A bark of laughter surprised me from one side, I’d been so preoccupied with the footsteps approaching I hadn’t even considered there’d be someone there already.
“Who’s there?” I’d tried so hard to sound tough but it’s pretty hard when you’re the one unable to move and very conscious of being naked. It had sounded suspiciously like I was losing my voice.
The footsteps had sounded very close now, so close I could hear them talking. It had sounded like two men and they were discussing football. Typical really, isn’t it? I’d asked what I’d felt at the time was a very astute question but all they cared about was bloody football! As they’d bickered amongst themselves over who the best players were, I’d begun to realise that I’d recognised the dulcet tones of one of the men.
“Rob? Rob! Is that you?”
The group of men had laughed. “Well, I’ll be damned! There was me thinking he’d be too mashed to know his arse from his elbow!”
“Rob, you jerk! Get me out of here!”
“Don’t be daft, Bill. This is the most fun I’ve had in years!” the group of men continued to laugh hysterically, so much so one of them started with the hiccups.

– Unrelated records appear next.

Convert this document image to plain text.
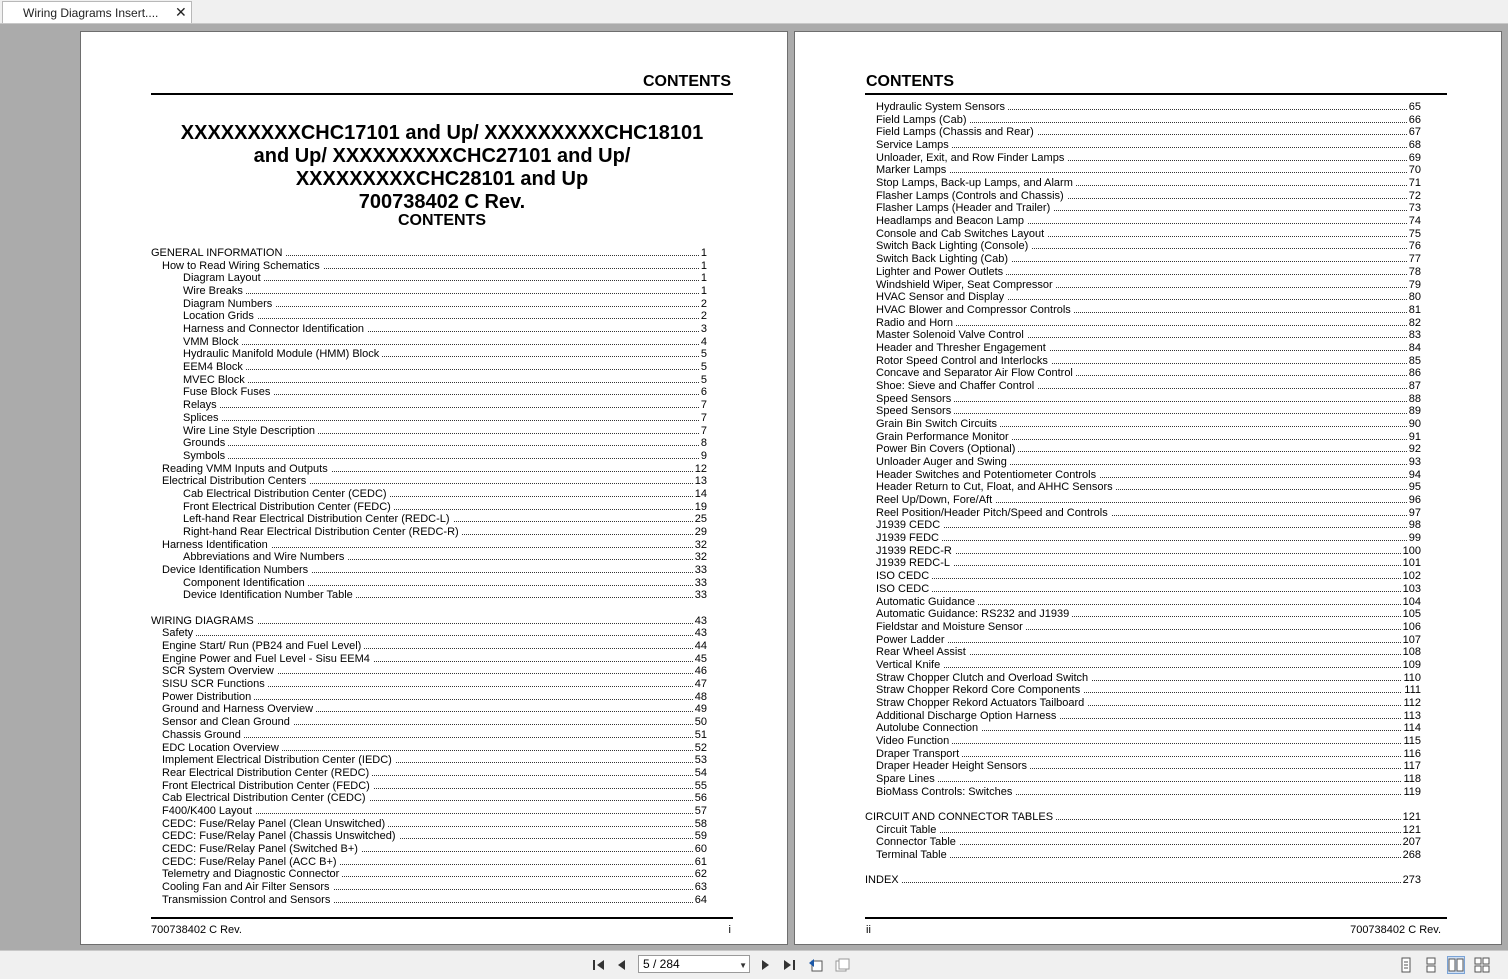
Wiring Diagrams Insert.... ✕
CONTENTS
XXXXXXXXXCHC17101 and Up/ XXXXXXXXXCHC18101
and Up/ XXXXXXXXXCHC27101 and Up/
XXXXXXXXXCHC28101 and Up
700738402 C Rev.
CONTENTS
GENERAL INFORMATION	1
How to Read Wiring Schematics	1
Diagram Layout	1
Wire Breaks	1
Diagram Numbers	2
Location Grids	2
Harness and Connector Identification	3
VMM Block	4
Hydraulic Manifold Module (HMM) Block	5
EEM4 Block	5
MVEC Block	5
Fuse Block Fuses	6
Relays	7
Splices	7
Wire Line Style Description	7
Grounds	8
Symbols	9
Reading VMM Inputs and Outputs	12
Electrical Distribution Centers	13
Cab Electrical Distribution Center (CEDC)	14
Front Electrical Distribution Center (FEDC)	19
Left-hand Rear Electrical Distribution Center (REDC-L)	25
Right-hand Rear Electrical Distribution Center (REDC-R)	29
Harness Identification	32
Abbreviations and Wire Numbers	32
Device Identification Numbers	33
Component Identification	33
Device Identification Number Table	33
WIRING DIAGRAMS	43
Safety	43
Engine Start/ Run (PB24 and Fuel Level)	44
Engine Power and Fuel Level - Sisu EEM4	45
SCR System Overview	46
SISU SCR Functions	47
Power Distribution	48
Ground and Harness Overview	49
Sensor and Clean Ground	50
Chassis Ground	51
EDC Location Overview	52
Implement Electrical Distribution Center (IEDC)	53
Rear Electrical Distribution Center (REDC)	54
Front Electrical Distribution Center (FEDC)	55
Cab Electrical Distribution Center (CEDC)	56
F400/K400 Layout	57
CEDC: Fuse/Relay Panel (Clean Unswitched)	58
CEDC: Fuse/Relay Panel (Chassis Unswitched)	59
CEDC: Fuse/Relay Panel (Switched B+)	60
CEDC: Fuse/Relay Panel (ACC B+)	61
Telemetry and Diagnostic Connector	62
Cooling Fan and Air Filter Sensors	63
Transmission Control and Sensors	64
700738402 C Rev.	i
CONTENTS
Hydraulic System Sensors	65
Field Lamps (Cab)	66
Field Lamps (Chassis and Rear)	67
Service Lamps	68
Unloader, Exit, and Row Finder Lamps	69
Marker Lamps	70
Stop Lamps, Back-up Lamps, and Alarm	71
Flasher Lamps (Controls and Chassis)	72
Flasher Lamps (Header and Trailer)	73
Headlamps and Beacon Lamp	74
Console and Cab Switches Layout	75
Switch Back Lighting (Console)	76
Switch Back Lighting (Cab)	77
Lighter and Power Outlets	78
Windshield Wiper, Seat Compressor	79
HVAC Sensor and Display	80
HVAC Blower and Compressor Controls	81
Radio and Horn	82
Master Solenoid Valve Control	83
Header and Thresher Engagement	84
Rotor Speed Control and Interlocks	85
Concave and Separator Air Flow Control	86
Shoe: Sieve and Chaffer Control	87
Speed Sensors	88
Speed Sensors	89
Grain Bin Switch Circuits	90
Grain Performance Monitor	91
Power Bin Covers (Optional)	92
Unloader Auger and Swing	93
Header Switches and Potentiometer Controls	94
Header Return to Cut, Float, and AHHC Sensors	95
Reel Up/Down, Fore/Aft	96
Reel Position/Header Pitch/Speed and Controls	97
J1939 CEDC	98
J1939 FEDC	99
J1939 REDC-R	100
J1939 REDC-L	101
ISO CEDC	102
ISO CEDC	103
Automatic Guidance	104
Automatic Guidance: RS232 and J1939	105
Fieldstar and Moisture Sensor	106
Power Ladder	107
Rear Wheel Assist	108
Vertical Knife	109
Straw Chopper Clutch and Overload Switch	110
Straw Chopper Rekord Core Components	111
Straw Chopper Rekord Actuators Tailboard	112
Additional Discharge Option Harness	113
Autolube Connection	114
Video Function	115
Draper Transport	116
Draper Header Height Sensors	117
Spare Lines	118
BioMass Controls: Switches	119
CIRCUIT AND CONNECTOR TABLES	121
Circuit Table	121
Connector Table	207
Terminal Table	268
INDEX	273
ii	700738402 C Rev.
5 / 284	▼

“What the hell are you going on about, Rob? I’m frickin’ freezing! Get me out of here!”
“Gee, I would Billy, but we’re having some technical difficulties…”

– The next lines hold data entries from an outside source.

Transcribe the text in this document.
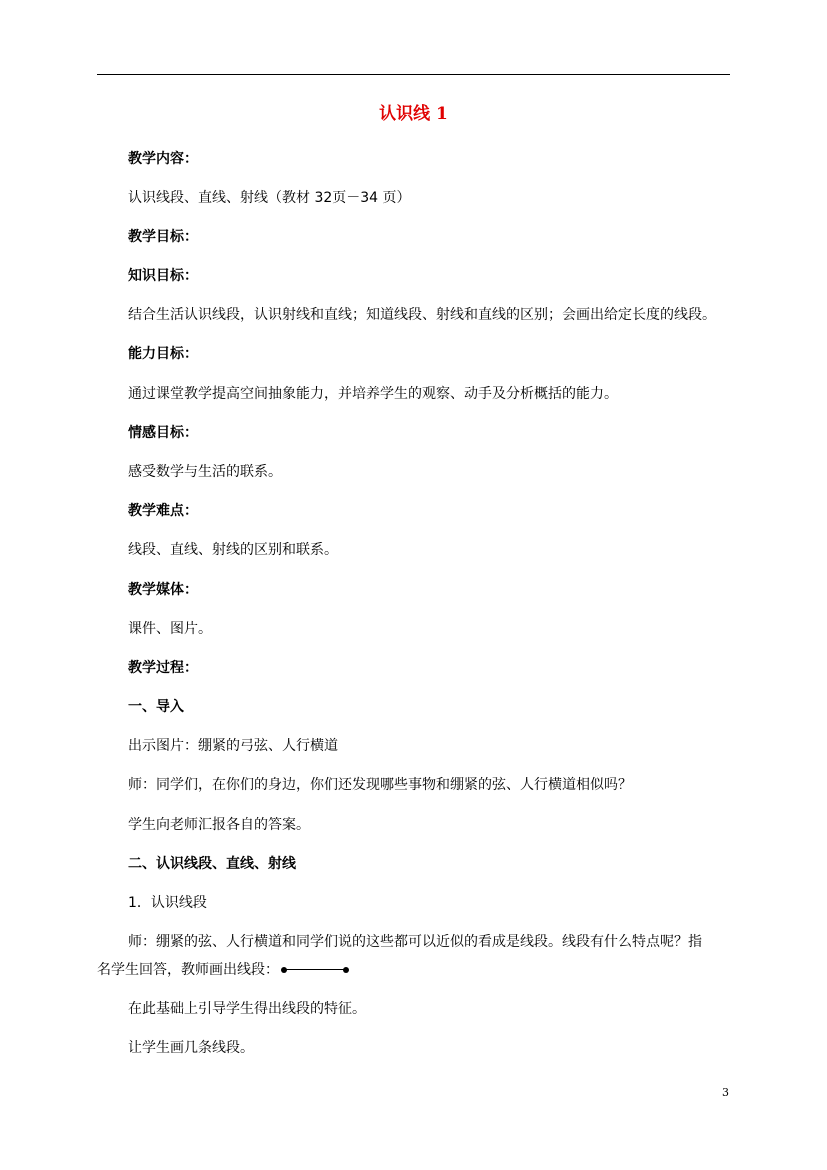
认识线 1
教学内容：
认识线段、直线、射线（教材 32页－34 页）
教学目标：
知识目标：
结合生活认识线段，认识射线和直线；知道线段、射线和直线的区别；会画出给定长度的线段。
能力目标：
通过课堂教学提高空间抽象能力，并培养学生的观察、动手及分析概括的能力。
情感目标：
感受数学与生活的联系。
教学难点：
线段、直线、射线的区别和联系。
教学媒体：
课件、图片。
教学过程：
一、导入
出示图片：绷紧的弓弦、人行横道
师：同学们，在你们的身边，你们还发现哪些事物和绷紧的弦、人行横道相似吗？
学生向老师汇报各自的答案。
二、认识线段、直线、射线
1．认识线段
师：绷紧的弦、人行横道和同学们说的这些都可以近似的看成是线段。线段有什么特点呢？指
名学生回答，教师画出线段：
在此基础上引导学生得出线段的特征。
让学生画几条线段。
3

“What do you mean technical difficulties?” my fists had clenched in frustration, straining my already sore muscles.
“Well, we seem to have lost the keys somewhere between the door and you…”
“Well, I’m glad you guys are finding this so frickin’ funny but you need to get me out of this! Where are my clothes? Oh my God, am I cold!” the more I’d thought of my position, the more uncomfortable and grouchy I became.
“I suppose we could cover you until we find the key…” Rob had suggested.
“Oh, hang on a sec…” one of the other men added, a flash of light pierced through the blindfold. “There! Now he’ll always remember what an amazing night he had.”
All three men laughed again as my blindfold was removed and I was draped with a coat. I’d squinted to protect my eyes from the seemingly harsh sunlight that came streaming through a battered barn window. “Where the hell am I?”
“I dunno. Some farm about 15 miles from town.” Rob had shrugged.
“Who are they?” I’d pointed to the other men.
Rob had grinned at them, “well, you travelled so much that you didn’t really get chance to meet many people around here, so I took the liberty last night to invite some old friends of mine to help us celebrate!”
I remember at that point feeling very confused, the sunlight hurt my eyes and it seemed to hurt my head all the more too. “Celebrate what?” I’d ventured.
“Well, your stag night of course! You didn’t think we’d let you get married without a proper send off, did you? Good bye Mr Bachelor, hello Mr Shackles.” Rob had slapped one of his friends on the back, “great idea about the handcuffs, by the way. I’d never of thought of that!”